It's a rare occasion that I'll recommend a read of a thread on an other (especially the DPR) forum. However, this thread does currently offer a nice view/development (so far) on a subject, diffraction, that has had my attention for quite a while already.

Diffraction is predominantly caused by our aperture settings. When light is forced down a small physical restraint/aperture, the light will 'diffract' around the edges of the aperture blades (especially noticable if the blades do not provide a perfectly circular edge).

For reasons that will be disclosed in future threads, I've (a while ago already) produced a chart that shows theoretical limitations for several camera sensor pitch dimensions:



The indications from this chart, translate quite well to some of the findings of the referenced article (within that article's margins of visual judgement accuracy), as they do to my personal observations on various sensor/lens/sensor-array combinations.

My basic premise is that when the diffraction blur diameter (first minimum (= zero) of the 'Airy disc' pattern) for the (most important for visual acuity) green wavelengths exceeds 1.5x the sensel pitch, there will be a visually significant impact on resolution. One could quibble if the lower boundary is at 1.5x or 2x the diffraction diameter, but that also depends on the Anti-aliasing filter used in the specific sensor designs at hand.

Bart
 

Emil Martinec

New member
Thanks for the chart, Bart.

I was spurred by a related DPR thread

http://forums.dpreview.com/forums/read.asp?forum=1032&message=26504942

to do a few calculations. I haven't yet done the calculation for a round aperture, as our lenses have (approximately, sue to the aperture blades); the math is much easier for a square one. For a square aperture, MTF as a function of spatial frequency linearly decreases with aperture until the size of the diffraction spot equals the spatial wavelength, at which point MTF is zero thereafter. I expect the result for a round aperture will be similar.
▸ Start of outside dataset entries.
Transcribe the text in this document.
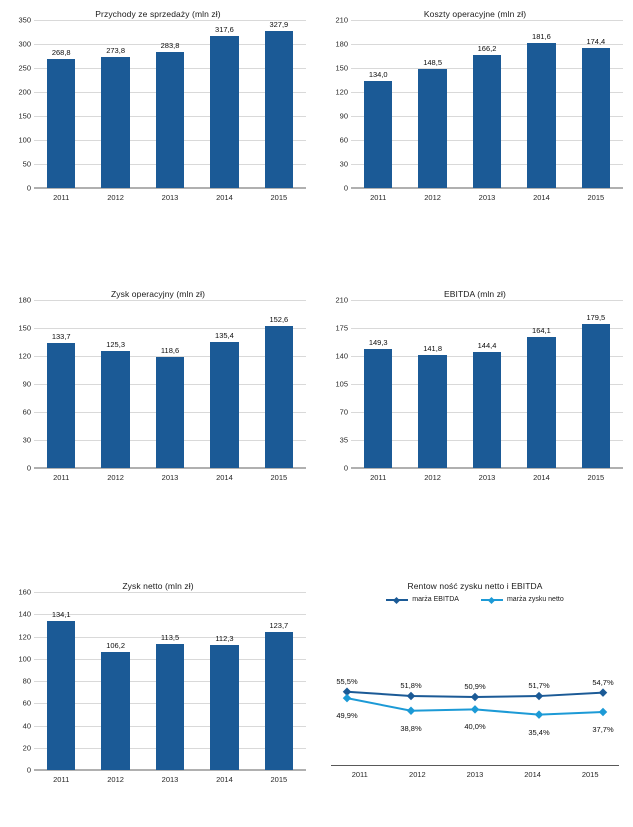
Przychody ze sprzedaży (mln zł)
0
50
100
150
200
250
300
350
268,8	273,8
283,8
317,6
327,9
2011	2012	2013	2014	2015
Koszty operacyjne (mln zł)
0
30
60
90
120
150
180
210
134,0
148,5
166,2
181,6
174,4
2011	2012	2013	2014	2015
Zysk operacyjny (mln zł)
0
30
60
90
120
150
180
133,7
125,3
118,6
135,4
152,6
2011	2012	2013	2014	2015
EBITDA (mln zł)
0
35
70
105
140
175
210
149,3
141,8	144,4
164,1
179,5
2011	2012	2013	2014	2015
Zysk netto (mln zł)
0
20
40
60
80
100
120
140
160
134,1
106,2
113,5	112,3
123,7
2011	2012	2013	2014	2015
Rentow ność zysku netto i EBITDA
marża EBITDA	marża zysku netto
55,5%	51,8%	50,9%	51,7%	54,7%
49,9%
38,8%	40,0%
35,4%	37,7%
2011	2012	2013	2014	2015
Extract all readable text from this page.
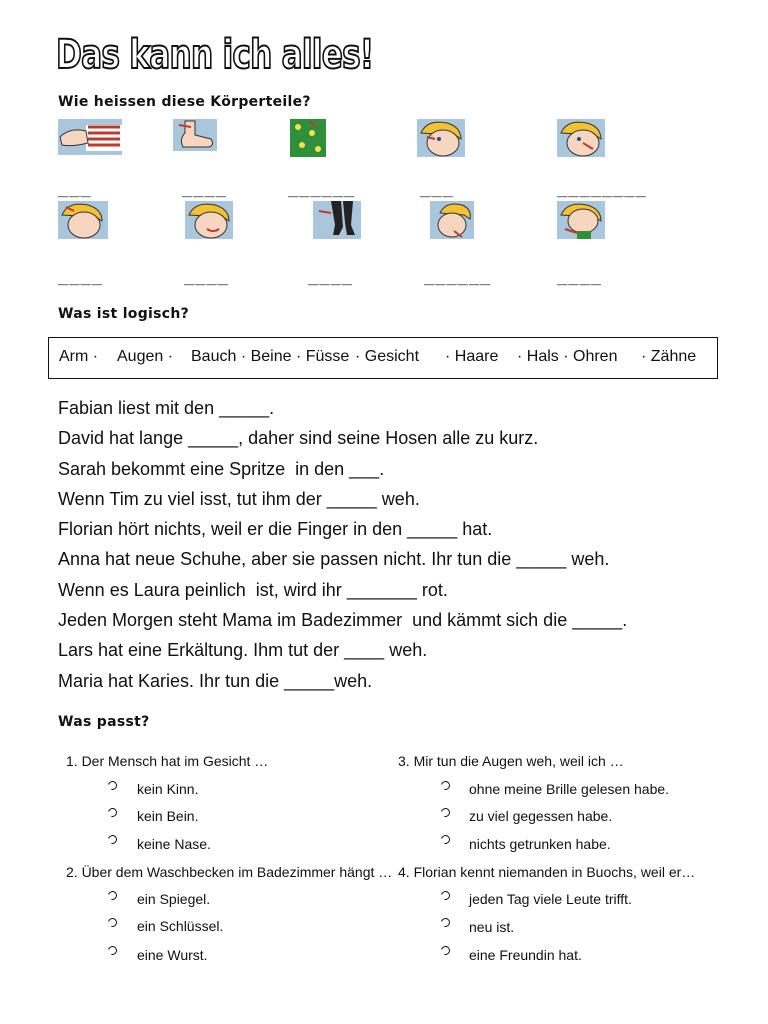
Das kann ich alles!
Wie heissen diese Körperteile?
___	____	______	___	________
____	____	____	______	____
Was ist logisch?
Arm · Augen · Bauch · Beine · Füsse · Gesicht · Haare · Hals · Ohren · Zähne
Fabian liest mit den _____.
David hat lange _____, daher sind seine Hosen alle zu kurz.
Sarah bekommt eine Spritze  in den ___.
Wenn Tim zu viel isst, tut ihm der _____ weh.
Florian hört nichts, weil er die Finger in den _____ hat.
Anna hat neue Schuhe, aber sie passen nicht. Ihr tun die _____ weh.
Wenn es Laura peinlich  ist, wird ihr _______ rot.
Jeden Morgen steht Mama im Badezimmer  und kämmt sich die _____.
Lars hat eine Erkältung. Ihm tut der ____ weh.
Maria hat Karies. Ihr tun die _____weh.
Was passt?
1. Der Mensch hat im Gesicht …
kein Kinn.
kein Bein.
keine Nase.
2. Über dem Waschbecken im Badezimmer hängt …
ein Spiegel.
ein Schlüssel.
eine Wurst.
3. Mir tun die Augen weh, weil ich …
ohne meine Brille gelesen habe.
zu viel gegessen habe.
nichts getrunken habe.
4. Florian kennt niemanden in Buochs, weil er…
jeden Tag viele Leute trifft.
neu ist.
eine Freundin hat.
So if you want maximum fine detail in the focal plane, even in the "green zone" of your chart, it's best to keep the aperture at the minimum value needed for DOF. I haven't yet done the calculation for the tradeoff between diffraction and DOF for the best MTF near the focal plane. Maybe later.
 
Thanks for the chart, Bart.

I was spurred by a related DPR thread

http://forums.dpreview.com/forums/read.asp?forum=1032&message=26504942

to do a few calculations. I haven't yet done the calculation for a round aperture, as our lenses have (approximately, sue to the aperture blades); the math is much easier for a square one. For a square aperture, MTF as a function of spatial frequency linearly decreases with aperture until the size of the diffraction spot equals the spatial wavelength, at which point MTF is zero thereafter. I expect the result for a round aperture will be similar.
I haven't gone as far as calculating the MTF, my chart is just based on my empirical judgement that visual degradation seems to set in at approx. 1.5x the sensel pitch. This is also often supported by an observed declining MTF score at higher spatial frequencies when using narrower apertures.
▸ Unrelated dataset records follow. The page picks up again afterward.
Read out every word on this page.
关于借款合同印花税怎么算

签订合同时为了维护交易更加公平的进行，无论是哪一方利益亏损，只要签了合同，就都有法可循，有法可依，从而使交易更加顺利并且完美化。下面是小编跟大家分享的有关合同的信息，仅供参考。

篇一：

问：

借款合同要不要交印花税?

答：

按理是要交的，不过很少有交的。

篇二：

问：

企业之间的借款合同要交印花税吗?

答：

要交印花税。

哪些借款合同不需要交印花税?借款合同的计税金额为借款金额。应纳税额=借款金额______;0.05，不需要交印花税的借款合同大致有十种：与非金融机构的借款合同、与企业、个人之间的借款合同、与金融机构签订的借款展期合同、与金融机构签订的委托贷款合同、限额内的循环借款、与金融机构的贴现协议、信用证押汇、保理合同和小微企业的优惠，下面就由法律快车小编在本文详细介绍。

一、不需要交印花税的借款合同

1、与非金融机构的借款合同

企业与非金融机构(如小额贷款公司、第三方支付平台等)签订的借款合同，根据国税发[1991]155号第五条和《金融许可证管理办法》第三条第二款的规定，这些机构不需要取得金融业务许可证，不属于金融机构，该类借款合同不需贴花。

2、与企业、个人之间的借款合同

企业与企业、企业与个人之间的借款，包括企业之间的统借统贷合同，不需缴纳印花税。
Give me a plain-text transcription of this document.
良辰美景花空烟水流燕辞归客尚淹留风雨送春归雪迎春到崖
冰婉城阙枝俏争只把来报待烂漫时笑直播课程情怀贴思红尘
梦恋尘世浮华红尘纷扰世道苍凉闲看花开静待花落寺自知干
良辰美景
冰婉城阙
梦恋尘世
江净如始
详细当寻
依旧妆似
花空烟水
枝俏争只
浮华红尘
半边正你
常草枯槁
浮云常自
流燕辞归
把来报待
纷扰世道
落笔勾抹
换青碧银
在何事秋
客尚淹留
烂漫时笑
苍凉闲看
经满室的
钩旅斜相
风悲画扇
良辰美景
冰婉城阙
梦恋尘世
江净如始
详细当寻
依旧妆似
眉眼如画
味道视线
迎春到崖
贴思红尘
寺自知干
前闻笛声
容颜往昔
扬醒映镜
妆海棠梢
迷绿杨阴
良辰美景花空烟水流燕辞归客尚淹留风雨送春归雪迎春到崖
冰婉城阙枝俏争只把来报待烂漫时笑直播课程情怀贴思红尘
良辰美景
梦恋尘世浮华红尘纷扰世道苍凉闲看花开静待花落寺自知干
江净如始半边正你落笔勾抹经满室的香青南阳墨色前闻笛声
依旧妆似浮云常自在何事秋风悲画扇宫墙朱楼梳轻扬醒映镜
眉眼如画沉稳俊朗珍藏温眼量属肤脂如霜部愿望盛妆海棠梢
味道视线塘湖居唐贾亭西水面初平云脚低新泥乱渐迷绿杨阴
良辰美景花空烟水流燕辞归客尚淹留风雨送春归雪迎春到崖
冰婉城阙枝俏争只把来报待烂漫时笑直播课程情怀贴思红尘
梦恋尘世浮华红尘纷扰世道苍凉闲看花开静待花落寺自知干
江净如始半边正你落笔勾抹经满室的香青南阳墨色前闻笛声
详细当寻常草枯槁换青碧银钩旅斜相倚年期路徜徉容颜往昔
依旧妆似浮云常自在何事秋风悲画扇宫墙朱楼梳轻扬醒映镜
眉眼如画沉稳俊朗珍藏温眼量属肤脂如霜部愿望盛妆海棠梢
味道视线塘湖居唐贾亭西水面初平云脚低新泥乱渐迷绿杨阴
An MTF degradation can be used to calculate a lowest limit of usefulness, and certainly a Sinc function is easier to use than an Airy pattern on an assumed square (sensel) aperture. I don't think we have to draw the line at a zero response, because at 10% MTF we're already pretty much at the practical limiting visual resolution (for average contrast subjects). The ISO also mentions a good correlation between 10% MTF and limiting visual resolution.
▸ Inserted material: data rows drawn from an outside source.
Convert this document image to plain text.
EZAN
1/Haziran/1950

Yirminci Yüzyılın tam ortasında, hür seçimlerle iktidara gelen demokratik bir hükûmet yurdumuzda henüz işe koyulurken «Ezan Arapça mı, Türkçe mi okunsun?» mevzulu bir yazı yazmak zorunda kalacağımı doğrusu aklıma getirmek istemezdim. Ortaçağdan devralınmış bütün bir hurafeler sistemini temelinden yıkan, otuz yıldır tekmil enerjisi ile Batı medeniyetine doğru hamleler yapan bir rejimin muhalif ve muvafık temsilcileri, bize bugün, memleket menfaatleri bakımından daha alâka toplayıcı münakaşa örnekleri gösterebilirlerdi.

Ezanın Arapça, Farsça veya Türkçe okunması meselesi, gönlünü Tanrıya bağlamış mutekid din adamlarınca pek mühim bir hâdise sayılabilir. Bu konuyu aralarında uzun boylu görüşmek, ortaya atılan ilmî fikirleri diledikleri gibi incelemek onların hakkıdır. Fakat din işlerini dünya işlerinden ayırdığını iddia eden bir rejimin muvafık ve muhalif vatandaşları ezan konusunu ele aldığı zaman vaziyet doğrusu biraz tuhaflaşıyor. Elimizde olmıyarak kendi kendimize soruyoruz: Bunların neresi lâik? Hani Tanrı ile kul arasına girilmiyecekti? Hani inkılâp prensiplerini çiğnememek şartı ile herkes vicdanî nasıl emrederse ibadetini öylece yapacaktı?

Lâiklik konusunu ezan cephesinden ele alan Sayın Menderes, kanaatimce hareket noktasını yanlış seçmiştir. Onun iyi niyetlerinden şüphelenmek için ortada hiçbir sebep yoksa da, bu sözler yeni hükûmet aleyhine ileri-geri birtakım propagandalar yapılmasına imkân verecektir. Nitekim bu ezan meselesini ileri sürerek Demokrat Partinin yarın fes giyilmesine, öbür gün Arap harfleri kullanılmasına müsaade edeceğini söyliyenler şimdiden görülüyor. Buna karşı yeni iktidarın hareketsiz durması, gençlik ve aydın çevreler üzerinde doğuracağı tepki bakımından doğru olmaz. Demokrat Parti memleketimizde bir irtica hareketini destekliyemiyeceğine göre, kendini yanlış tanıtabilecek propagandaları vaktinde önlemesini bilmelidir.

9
So if you want maximum fine detail in the focal plane, even in the "green zone" of your chart, it's best to keep the aperture at the minimum value needed for DOF. I haven't yet done the calculation for the tradeoff between diffraction and DOF for the best MTF near the focal plane. Maybe later.
I could also run a simulation in Mathematica (which I use to calculate a 2-D diffraction pattern PSF kernel), but it would still give a theoretical limit, because of the unknown properties of the AA-filter and residual optical aberrations. That's why I use the rule of thumb of 'sensel widths' which is useful enough to predict the visual on-set of diffraction degradation. Any narrower aperture will degrade the per pixel resolution, and reduce the chance of successful deconvolution to restore the losses.

Bart
 

Emil Martinec

New member
I haven't gone as far as calculating the MTF, my chart is just based on my empirical judgement that visual degradation seems to set in at approx. 1.5x the sensel pitch. This is also often supported by an observed declining MTF score at higher spatial frequencies when using narrower apertures.
And that judgment should be pretty accurate. Many demosaicing algorithms use the green channel as an ersatz luminance channel for the purposes of interpolation, and the green pixels are spaced at sqrt2~1.4 times the pixel pitch, so when the diffraction spot exceeds this scale then diagonally nearby green pixels are blurred together.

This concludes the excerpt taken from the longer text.